Capítulo 7

Una semana. Tenías que sobrevivir una semana.

     Era fácil decirlo.

     Luchaba consigo misma mientras corría a toda velocidad por las estrechas e irregulares calles de aquel laberinto, levantando su estúpido vestido blanco para no pisarlo. Las manchas de sangre se disimulaban ya con el marrón del barro seco, la tierra, y toda la suciedad que había conseguido juntar en sólo tres días. Tres días…; no era ni la mitad de una semana.

     Pero aún no estaba muerta, y se aferraba a eso mientras obligaba a sus piernas a moverse con mayor velocidad, mientras se movía ágilmente entre muros, casas y escombros. Como siempre, sentía su cuerpo ligero, liviano como una pluma y lo movía a su antojo sin ninguna dificultad; su tamaño pequeño seguía siendo una bendición. Su vestido, sin embargo…

     Escuchaba tras ella, cada vez más cerca, la carrera torpe y ruidosa de los guardias que la perseguían desde hacía ya unos minutos. Habían salido de la ciudad por ella (¡habían atravesado los muros de su burbuja por ella!) y la buscaban en cada rincón de las calles. Nadie nunca, jamás, salía de la ciudad una vez que estaba dentro a menos que tuviese permiso real o que fuese muy, muy lejos; afuera no había nada que importara más que muerte, despojos y un olor horrible. Las leyes y la justicia se encerraban en los muros de la ciudad y, tras ella, reaparecía para cobrar impuestos en los campos y controlar a los campesinos.

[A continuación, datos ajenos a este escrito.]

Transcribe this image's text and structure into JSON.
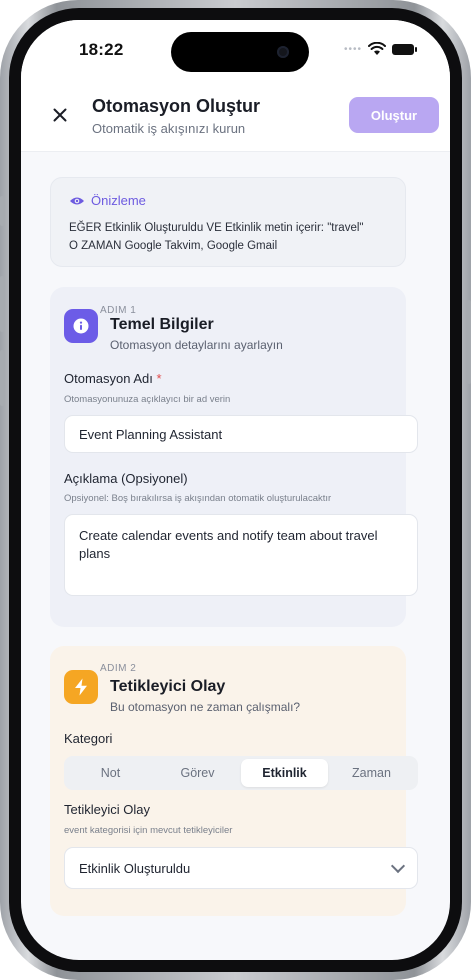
{
  "status": {
    "time": "18:22"
  },
  "header": {
    "title": "Otomasyon Oluştur",
    "subtitle": "Otomatik iş akışınızı kurun",
    "create_label": "Oluştur"
  },
  "preview": {
    "title": "Önizleme",
    "line1": "EĞER Etkinlik Oluşturuldu VE Etkinlik metin içerir: \"travel\"",
    "line2": "O ZAMAN Google Takvim, Google Gmail"
  },
  "step1": {
    "step": "ADIM 1",
    "icon": "info-icon",
    "title": "Temel Bilgiler",
    "subtitle": "Otomasyon detaylarını ayarlayın",
    "name_label": "Otomasyon Adı",
    "name_required": "*",
    "name_help": "Otomasyonunuza açıklayıcı bir ad verin",
    "name_value": "Event Planning Assistant",
    "desc_label": "Açıklama (Opsiyonel)",
    "desc_help": "Opsiyonel: Boş bırakılırsa iş akışından otomatik oluşturulacaktır",
    "desc_value": "Create calendar events and notify team about travel plans"
  },
  "step2": {
    "step": "ADIM 2",
    "icon": "lightning-icon",
    "title": "Tetikleyici Olay",
    "subtitle": "Bu otomasyon ne zaman çalışmalı?",
    "category_label": "Kategori",
    "categories": [
      "Not",
      "Görev",
      "Etkinlik",
      "Zaman"
    ],
    "selected_category": "Etkinlik",
    "trigger_label": "Tetikleyici Olay",
    "trigger_help": "event kategorisi için mevcut tetikleyiciler",
    "trigger_value": "Etkinlik Oluşturuldu"
  },
  "colors": {
    "accent": "#6d5be0",
    "create_button": "#b9a7f2",
    "step1_icon": "#6c5ce7",
    "step2_icon": "#f5a623"
  }
}
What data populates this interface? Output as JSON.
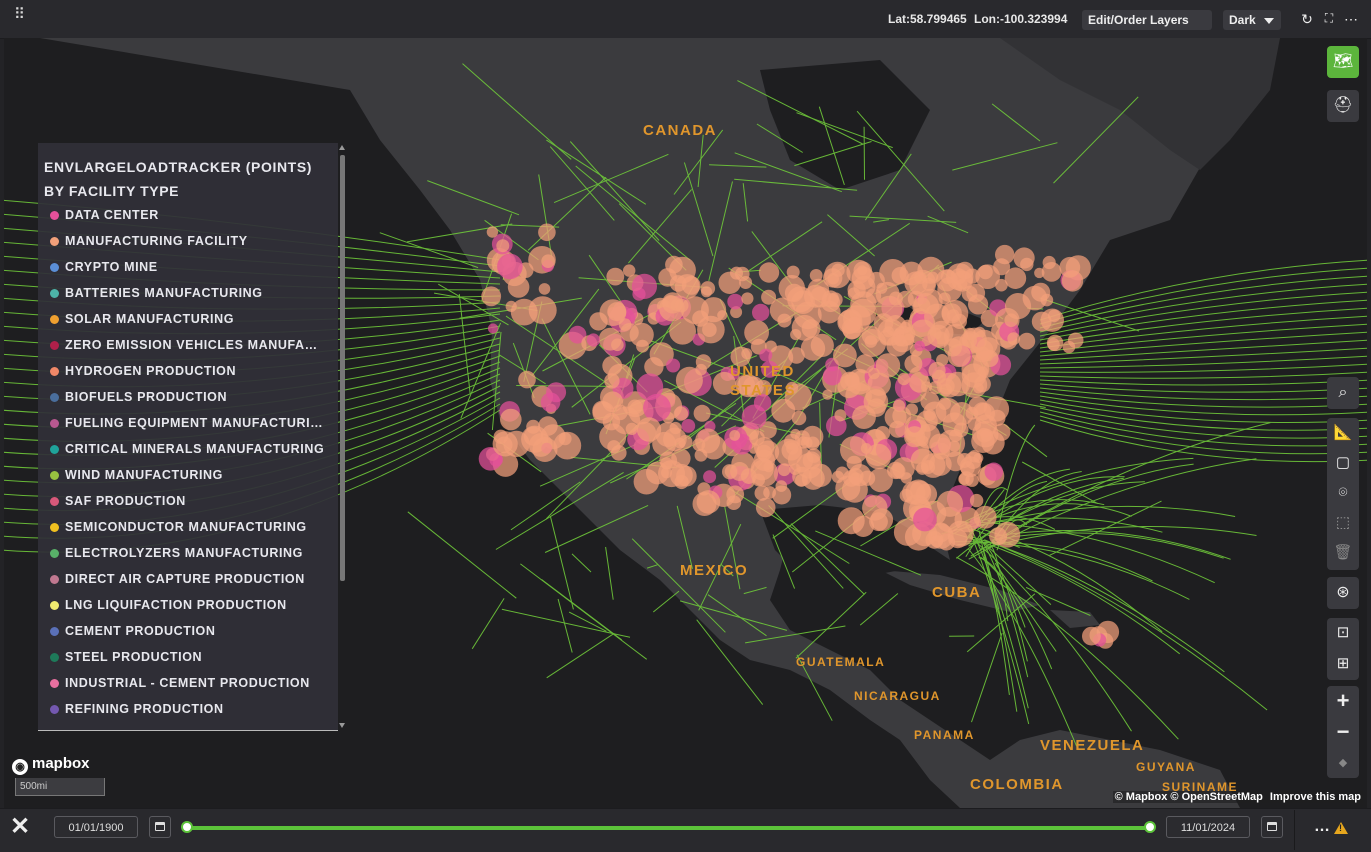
{
  "topbar": {
    "lat": "Lat:58.799465",
    "lon": "Lon:-100.323994",
    "layers_dropdown": "Edit/Order Layers",
    "theme_dropdown": "Dark"
  },
  "legend": {
    "title": "ENVLARGELOADTRACKER (POINTS) BY FACILITY TYPE",
    "items": [
      {
        "label": "DATA CENTER",
        "color": "#e4509a"
      },
      {
        "label": "MANUFACTURING FACILITY",
        "color": "#f2a07a"
      },
      {
        "label": "CRYPTO MINE",
        "color": "#5b8fd6"
      },
      {
        "label": "BATTERIES MANUFACTURING",
        "color": "#4db3a8"
      },
      {
        "label": "SOLAR MANUFACTURING",
        "color": "#f0a030"
      },
      {
        "label": "ZERO EMISSION VEHICLES MANUFACTU...",
        "color": "#b0204a"
      },
      {
        "label": "HYDROGEN PRODUCTION",
        "color": "#f08868"
      },
      {
        "label": "BIOFUELS PRODUCTION",
        "color": "#4a6e9c"
      },
      {
        "label": "FUELING EQUIPMENT MANUFACTURING",
        "color": "#b85890"
      },
      {
        "label": "CRITICAL MINERALS MANUFACTURING",
        "color": "#1fa39a"
      },
      {
        "label": "WIND MANUFACTURING",
        "color": "#98c040"
      },
      {
        "label": "SAF PRODUCTION",
        "color": "#d8587a"
      },
      {
        "label": "SEMICONDUCTOR MANUFACTURING",
        "color": "#f0c020"
      },
      {
        "label": "ELECTROLYZERS MANUFACTURING",
        "color": "#58b068"
      },
      {
        "label": "DIRECT AIR CAPTURE PRODUCTION",
        "color": "#c07890"
      },
      {
        "label": "LNG LIQUIFACTION PRODUCTION",
        "color": "#f0ea70"
      },
      {
        "label": "CEMENT PRODUCTION",
        "color": "#5a70b8"
      },
      {
        "label": "STEEL PRODUCTION",
        "color": "#1e7a5a"
      },
      {
        "label": "INDUSTRIAL - CEMENT PRODUCTION",
        "color": "#e870a0"
      },
      {
        "label": "REFINING PRODUCTION",
        "color": "#7458b0"
      }
    ]
  },
  "map_labels": {
    "canada": "CANADA",
    "united_states_1": "UNITED",
    "united_states_2": "STATES",
    "mexico": "MEXICO",
    "cuba": "CUBA",
    "guatemala": "GUATEMALA",
    "nicaragua": "NICARAGUA",
    "panama": "PANAMA",
    "venezuela": "VENEZUELA",
    "guyana": "GUYANA",
    "suriname": "SURINAME",
    "colombia": "COLOMBIA"
  },
  "map_colors": {
    "land": "#3b3b3e",
    "water": "#1e1e20",
    "transmission_lines": "#6fc83a",
    "points_manufacturing": "#f2a07a",
    "points_datacenter": "#e4509a"
  },
  "attribution": {
    "mapbox": "© Mapbox",
    "osm": "© OpenStreetMap",
    "improve": "Improve this map"
  },
  "logo": "mapbox",
  "scale_label": "500mi",
  "timeline": {
    "start_date": "01/01/1900",
    "end_date": "11/01/2024"
  },
  "icons": {
    "grip": "grip-icon",
    "refresh": "refresh-icon",
    "fullscreen": "fullscreen-icon",
    "more": "more-icon",
    "basemap": "map-layers-icon",
    "construction": "hardhat-icon",
    "search": "search-icon",
    "measure": "ruler-icon",
    "draw_box": "draw-box-icon",
    "marker": "marker-icon",
    "select": "select-icon",
    "delete": "trash-icon",
    "lasso": "lasso-icon",
    "zoom_extent": "zoom-extent-icon",
    "zoom_selection": "zoom-selection-icon",
    "zoom_in": "plus-icon",
    "zoom_out": "minus-icon",
    "compass": "compass-icon",
    "close": "close-icon",
    "calendar": "calendar-icon",
    "warning": "warning-icon"
  }
}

Alrededor de la muralla se formaba un vacío al que nadie quería entrar, donde la gente hacía cualquier cosa para sobrevivir… o para buscar la muerte.

     Fuera de los días de la cosecha, dos veces al año, no había uniformes visibles en aquel sector. Ese día, sin embargo, alguien había decidido hacer una excepción y, gracias a ese alguien, Amira corría para salvar su vida, sin saber a dónde la llevaban sus propias piernas, sin mirar atrás.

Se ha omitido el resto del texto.